Vincitori e vinti, il
sangue dei vinti, i figli dei vinti. Guai ai vinti,
solfeggia l’istruito, e ci mette il suggello, la cosi
detta Storia. «Un momento, bisogna distinguere…». Mi
par di riudire Franz Pagliani, il chirurgo, già famoso a
quarant’anni, il solo superstite generale delle Brigate
Nere. I vincitori lo trovavano già davanti al muro del
camposanto in un paese chiamato Concordia: «Subito mi
rubarono gli stivali, il primo supplizio che m’imposero
fu di trascinare i piedi in quella ghiaia tagliente.

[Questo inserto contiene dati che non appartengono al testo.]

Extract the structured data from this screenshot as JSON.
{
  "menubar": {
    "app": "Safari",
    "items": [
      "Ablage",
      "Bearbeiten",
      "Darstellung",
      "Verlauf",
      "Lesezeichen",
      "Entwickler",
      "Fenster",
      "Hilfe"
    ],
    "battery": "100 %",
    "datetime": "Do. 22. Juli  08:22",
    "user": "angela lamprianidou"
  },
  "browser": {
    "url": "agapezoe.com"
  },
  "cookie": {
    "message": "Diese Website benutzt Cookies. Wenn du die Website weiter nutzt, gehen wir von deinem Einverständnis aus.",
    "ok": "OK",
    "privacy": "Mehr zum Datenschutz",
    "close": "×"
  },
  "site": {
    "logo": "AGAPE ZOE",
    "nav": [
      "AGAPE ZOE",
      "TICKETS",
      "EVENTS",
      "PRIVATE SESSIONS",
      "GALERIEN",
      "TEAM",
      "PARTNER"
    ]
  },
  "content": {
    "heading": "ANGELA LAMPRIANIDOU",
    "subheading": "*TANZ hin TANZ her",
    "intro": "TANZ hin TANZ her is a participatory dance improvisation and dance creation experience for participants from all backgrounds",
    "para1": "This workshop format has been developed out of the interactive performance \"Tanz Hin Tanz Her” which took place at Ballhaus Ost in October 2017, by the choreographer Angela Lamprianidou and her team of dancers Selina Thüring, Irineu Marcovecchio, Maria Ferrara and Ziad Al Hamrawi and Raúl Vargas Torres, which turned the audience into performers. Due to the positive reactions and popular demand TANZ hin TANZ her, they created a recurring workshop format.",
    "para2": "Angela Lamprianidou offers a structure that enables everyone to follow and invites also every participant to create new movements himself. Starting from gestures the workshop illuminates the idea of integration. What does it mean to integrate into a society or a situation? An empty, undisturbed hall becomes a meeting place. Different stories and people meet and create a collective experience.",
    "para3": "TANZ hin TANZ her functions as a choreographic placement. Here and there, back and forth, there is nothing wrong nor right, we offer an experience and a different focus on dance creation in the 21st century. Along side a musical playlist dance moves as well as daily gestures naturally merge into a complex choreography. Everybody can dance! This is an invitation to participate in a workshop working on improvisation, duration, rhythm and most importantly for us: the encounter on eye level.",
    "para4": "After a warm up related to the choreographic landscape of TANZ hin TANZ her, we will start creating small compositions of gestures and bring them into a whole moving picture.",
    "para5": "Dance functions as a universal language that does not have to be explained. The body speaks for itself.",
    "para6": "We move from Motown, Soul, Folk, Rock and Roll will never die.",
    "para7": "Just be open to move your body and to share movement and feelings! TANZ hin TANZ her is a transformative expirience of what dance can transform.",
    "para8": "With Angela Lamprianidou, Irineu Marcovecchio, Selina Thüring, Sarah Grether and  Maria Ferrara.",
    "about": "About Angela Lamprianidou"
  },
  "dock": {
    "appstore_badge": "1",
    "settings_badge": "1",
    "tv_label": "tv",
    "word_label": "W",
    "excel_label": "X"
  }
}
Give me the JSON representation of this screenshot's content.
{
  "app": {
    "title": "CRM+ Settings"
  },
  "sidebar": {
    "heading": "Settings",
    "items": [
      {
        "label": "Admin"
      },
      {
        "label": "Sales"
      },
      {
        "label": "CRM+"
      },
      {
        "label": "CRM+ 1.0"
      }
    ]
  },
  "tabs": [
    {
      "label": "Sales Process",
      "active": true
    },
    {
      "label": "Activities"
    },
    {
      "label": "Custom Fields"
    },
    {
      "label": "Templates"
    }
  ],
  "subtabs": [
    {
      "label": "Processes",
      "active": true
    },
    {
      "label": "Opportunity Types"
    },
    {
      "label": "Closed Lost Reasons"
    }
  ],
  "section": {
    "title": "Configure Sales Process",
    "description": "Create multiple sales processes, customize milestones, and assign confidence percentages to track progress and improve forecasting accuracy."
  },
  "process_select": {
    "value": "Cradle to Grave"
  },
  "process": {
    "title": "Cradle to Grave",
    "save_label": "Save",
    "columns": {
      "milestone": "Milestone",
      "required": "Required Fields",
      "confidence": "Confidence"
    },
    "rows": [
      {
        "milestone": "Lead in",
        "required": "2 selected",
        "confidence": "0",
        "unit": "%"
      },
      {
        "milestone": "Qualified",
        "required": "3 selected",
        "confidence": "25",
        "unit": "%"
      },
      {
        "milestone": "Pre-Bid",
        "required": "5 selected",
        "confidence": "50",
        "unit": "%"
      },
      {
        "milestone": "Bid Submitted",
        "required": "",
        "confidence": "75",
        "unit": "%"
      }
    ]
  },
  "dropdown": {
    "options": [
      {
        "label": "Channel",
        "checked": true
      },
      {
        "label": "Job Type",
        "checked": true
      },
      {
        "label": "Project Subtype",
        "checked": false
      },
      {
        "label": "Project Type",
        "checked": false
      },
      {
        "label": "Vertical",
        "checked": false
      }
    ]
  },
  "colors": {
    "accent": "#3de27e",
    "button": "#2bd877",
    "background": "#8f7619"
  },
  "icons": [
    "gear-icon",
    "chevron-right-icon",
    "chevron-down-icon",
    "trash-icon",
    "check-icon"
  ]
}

Poi, basta, una grossa jeep piena di americani si fermò
lì davanti per caso, cacciarono gli eroi loro sciacalli,
e si presero il generale fascista ora prigioniero”.
Erano loro i vincitori. «Avevo sciolto la Brigata prima
del Po. Feci distribuire le ultime paghe, salutai le
ausiliarie, ammonii tutti: non passate il Po, non andate
in quella Valtellina dove, senza nulla aver predisposto,
vi chiamano gl’incoscienti del Partito per il macello
finale, tutti insieme. Magari con Mussolini…E meno male
che i suoi assassini, fossero questi o gli invitati da
Churchill, lo fucilarono a Dongo. Se andava al processo,
apriva le borse di cuoio, si metteva a leggere… e la
guerra, l’avevano voluta Pagliani, Cacciari, tuo padre…
Lui, non ne sapeva niente».
«Tra i vinti e i
sedicenti vincitori, bisogna distinguere, durerà
cent’anni. Vinti noi fummo perché il fronte tedesco non
tenne. Ma intanto, i banditi, li avevano ridotti al
brigantaggio sugli ultimi monti. Senza lo sfacelo
tedesco, bastavamo noi, con la Gnr e la Decima. Il 1°
novembre 1944, con un forte rastrellamento di 12 giorni,
gli togliemmo Alba, la loro capitale. Ripulimmo la
regione Bra-Alba-Canelli, le mitiche Langhe. Il 12
Novembre, Alexander li mandò a casa, congedo
“ufficiale”, via radio, i lanci aerei costavano troppo e
poco rendevano, se ne riparla a primavera. Se i
vincitori non avessero spazzato via i tedeschi, gli
sciacalli li facevamo a fettine…”. Sciacalli, non
soldati, se togli nuclei spauriti, ormai sottomessi. Non
fu mai una “guerra civile”. Una decina d’anni or sono,
ci fecero un “convegno”, a Rossano Veneto, due passi da
Bassano. Vennero, i comunisti, a strepitare che era
indecente concedere ai fascisti d’aver combattuto una
“guerra civile”. Erano stranieri, peggio dei tedeschi, e
loro servi.
Pochi anni, ed è chiaro l’opposto.
Non fu guerra civile, le guerre civili hanno radici
profonde. I “demoni famigliari” si scatenano dopo
accumuli di secoli e decenni, lo chiarì bene il
generalissimo Franco. Da noi, quei “demoni famigliari”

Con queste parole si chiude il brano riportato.